Pauline Campbell, 56, of Malpas, Cheshire, was seized for allegedly causing a breach of the peace at Low Newton Prison and Young Offenders' Institute last Friday when she stood in front of a prison van. She was taken to the city's police station, but was released without charge.

Mrs Campbell, a trustee of the Howard League for Penal Reform, has been arrested eight times during previous demonstrations for trying to stop prison vehicles.

Her 18-year-old daughter, Sarah, died of a prescription drug overdose in Styal Prison, Cheshire, last year after starting a three-year sentence for manslaughter.

Mrs Campbell believes that too many women are being locked up and not receiving the care they need when they could be punished in the community.

Convicted drug dealer Rebecca Turner, 22, of York, was recently found hanging in her cell at Low Newton, which has just opened a new reception centre to ease new inmates into prison life.

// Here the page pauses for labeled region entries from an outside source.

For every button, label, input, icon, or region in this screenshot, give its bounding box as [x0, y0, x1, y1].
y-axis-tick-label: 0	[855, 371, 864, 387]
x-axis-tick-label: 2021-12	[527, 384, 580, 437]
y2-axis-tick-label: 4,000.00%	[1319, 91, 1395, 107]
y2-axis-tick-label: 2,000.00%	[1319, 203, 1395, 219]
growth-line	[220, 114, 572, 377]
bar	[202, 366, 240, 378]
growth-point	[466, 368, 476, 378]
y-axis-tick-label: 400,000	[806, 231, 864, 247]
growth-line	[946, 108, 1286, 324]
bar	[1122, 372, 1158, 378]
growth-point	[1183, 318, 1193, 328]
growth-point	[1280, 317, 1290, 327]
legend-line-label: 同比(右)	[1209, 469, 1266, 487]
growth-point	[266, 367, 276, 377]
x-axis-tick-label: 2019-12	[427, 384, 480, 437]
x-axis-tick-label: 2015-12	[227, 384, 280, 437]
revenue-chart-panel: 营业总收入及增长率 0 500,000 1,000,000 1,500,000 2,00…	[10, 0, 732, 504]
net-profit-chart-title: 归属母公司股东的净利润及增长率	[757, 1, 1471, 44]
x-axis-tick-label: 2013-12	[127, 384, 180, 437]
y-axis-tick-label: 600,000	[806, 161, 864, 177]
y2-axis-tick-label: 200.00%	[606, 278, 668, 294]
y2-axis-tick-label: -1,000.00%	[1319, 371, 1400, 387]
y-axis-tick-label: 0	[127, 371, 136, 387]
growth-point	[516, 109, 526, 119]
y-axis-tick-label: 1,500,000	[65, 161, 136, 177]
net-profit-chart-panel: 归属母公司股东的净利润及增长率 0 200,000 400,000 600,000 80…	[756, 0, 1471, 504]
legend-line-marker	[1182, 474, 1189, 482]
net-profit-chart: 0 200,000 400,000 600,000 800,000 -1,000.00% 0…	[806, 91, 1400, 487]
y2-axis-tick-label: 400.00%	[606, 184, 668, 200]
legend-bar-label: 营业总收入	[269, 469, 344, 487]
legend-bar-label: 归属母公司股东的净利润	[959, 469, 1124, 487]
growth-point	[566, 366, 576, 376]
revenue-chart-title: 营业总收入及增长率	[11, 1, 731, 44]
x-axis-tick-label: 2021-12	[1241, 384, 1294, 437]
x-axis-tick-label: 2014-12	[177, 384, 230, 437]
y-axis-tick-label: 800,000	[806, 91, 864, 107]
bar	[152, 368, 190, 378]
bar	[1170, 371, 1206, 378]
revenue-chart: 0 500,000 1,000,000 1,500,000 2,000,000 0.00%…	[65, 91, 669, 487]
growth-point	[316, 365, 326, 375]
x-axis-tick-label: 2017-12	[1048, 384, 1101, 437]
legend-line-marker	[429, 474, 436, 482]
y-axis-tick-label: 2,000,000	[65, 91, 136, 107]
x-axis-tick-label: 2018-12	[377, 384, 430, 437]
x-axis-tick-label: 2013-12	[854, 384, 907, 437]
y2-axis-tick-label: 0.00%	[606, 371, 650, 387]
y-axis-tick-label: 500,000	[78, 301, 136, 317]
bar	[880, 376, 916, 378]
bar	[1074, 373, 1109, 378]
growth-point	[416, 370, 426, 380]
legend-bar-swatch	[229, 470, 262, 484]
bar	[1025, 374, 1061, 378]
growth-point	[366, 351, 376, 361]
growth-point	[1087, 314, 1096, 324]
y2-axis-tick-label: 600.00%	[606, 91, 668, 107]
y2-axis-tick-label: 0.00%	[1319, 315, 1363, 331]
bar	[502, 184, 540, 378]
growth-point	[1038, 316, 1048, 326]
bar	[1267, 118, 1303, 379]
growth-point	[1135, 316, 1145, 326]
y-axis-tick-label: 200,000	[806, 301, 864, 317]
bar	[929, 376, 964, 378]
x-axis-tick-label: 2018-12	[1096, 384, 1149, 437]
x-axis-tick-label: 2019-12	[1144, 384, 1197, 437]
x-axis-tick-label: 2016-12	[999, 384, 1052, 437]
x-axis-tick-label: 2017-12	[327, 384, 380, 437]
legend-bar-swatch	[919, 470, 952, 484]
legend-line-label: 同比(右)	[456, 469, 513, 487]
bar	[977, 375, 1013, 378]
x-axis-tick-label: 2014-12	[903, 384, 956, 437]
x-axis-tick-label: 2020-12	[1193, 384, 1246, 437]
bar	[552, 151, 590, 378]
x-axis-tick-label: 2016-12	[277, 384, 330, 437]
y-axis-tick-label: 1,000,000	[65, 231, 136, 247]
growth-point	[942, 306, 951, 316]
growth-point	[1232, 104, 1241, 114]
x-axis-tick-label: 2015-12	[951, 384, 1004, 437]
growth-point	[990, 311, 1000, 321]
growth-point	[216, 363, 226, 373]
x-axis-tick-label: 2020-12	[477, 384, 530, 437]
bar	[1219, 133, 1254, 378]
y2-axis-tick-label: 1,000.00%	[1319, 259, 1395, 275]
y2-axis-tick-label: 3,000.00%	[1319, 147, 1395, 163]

She had recently started a 27-month term.

Her family, including her mother, Janet, went to the jail to support Mrs Campbell.

Her sister, Claire Wade, who described the new centre as 'having quite nice rooms,' said her sister was popular and had many friends.

Ms Wade said there should have been more checks on her sister because "all women are vulnerable and have low self-esteem because they are taken from their family and friends.''

Mrs Campbell said afterwards it was her eighth arrest and that she was facing two separate trials on charges of obstructing the highway at other prisons. "While women prisoners continue to die I will continue to do demonstrate.''

Low Newton governor Dave Thompson has said the death, the jail's first in seven years, had hit staff and other prisoners hard.